Republicans now expect lobbyists to support them all the time, even on issues of ancillary concern. In return, Republicans will take unpopular positions on issues like the environment and health care that benefit those same lobbyists. Yet this enormous shift, which impacts much of the domestic agenda, has not been woven into the narrative of political journalism. That omission, too, stems from the strange conventions of Washington reporting. It’s not that journalists fail to report on business influence; it’s just that such reportage tends to get segregated. One place it lands is the lobbying beat…It’s not that the press is shilling for Wall Street fat cats. It’s that money in politics is its own, distinct beat with its own, dedicated reporter (or set of reporters).
One is tempted to mutter about want of nails and wars being lost. Such a trivial reason, for such an important matter. The way jurisdictions are carved up among reporters helps to account for why political corruption is not a front page issue.
Another enclave of superb, but underexposed, coverage about the relationship between lobbyists and policy is the financial press.

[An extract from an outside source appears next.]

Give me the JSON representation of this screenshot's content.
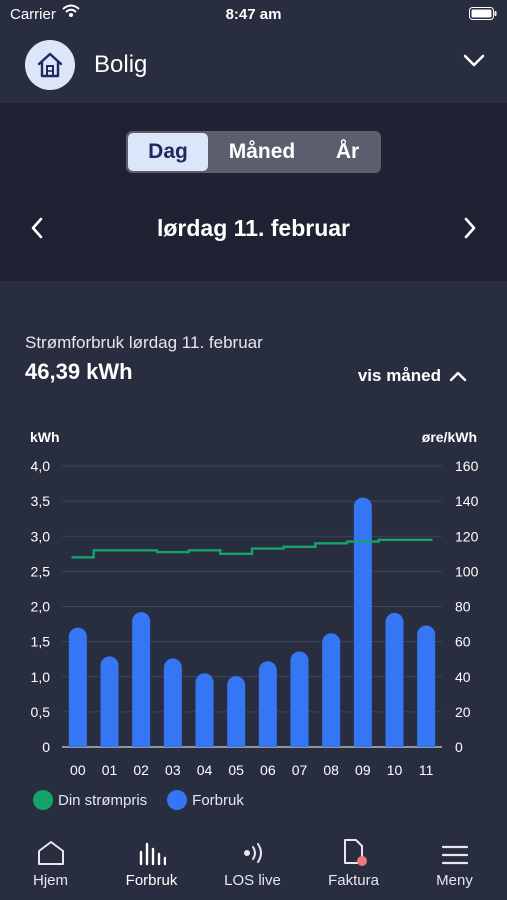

The Wall Street Journal, for example, has covered the nexus between K Street and the GOP particularly well. And shortly after the 2002 elections, the Post business section ran a terrific piece observing that “it’s payback time for the distributors and other business groups whose pent-up demands for policy changes, large and small, will soon burst into public.” The reason financial reporters can be so blunt, and therefore accurate, is that they could not do their job–conveying information about which businesses are succeeding in winning legislation that will impact their bottom line–if they didn’t convey the unvarnished truth. Political reporters play by a different set of rules. If a story like that ran on page one, it would have to be filtered through the lens of “evenhandedness”–“Democrats charge that Republicans are carrying water for their donors; Republicans disagree”–even if one side were demonstrably wrong. That’s why the practice of unbiased reporting, as journalists understand it, can actually impede the truth.
Isn’t that interesting. Just read the financial pages, and all will become clear. As a matter of fact, my brother told me that about the New York Times’ financial pages many years ago. Now, if only someone could persuade the political reporters to quote their colleagues on the financial beat…mabe word would begin to get out.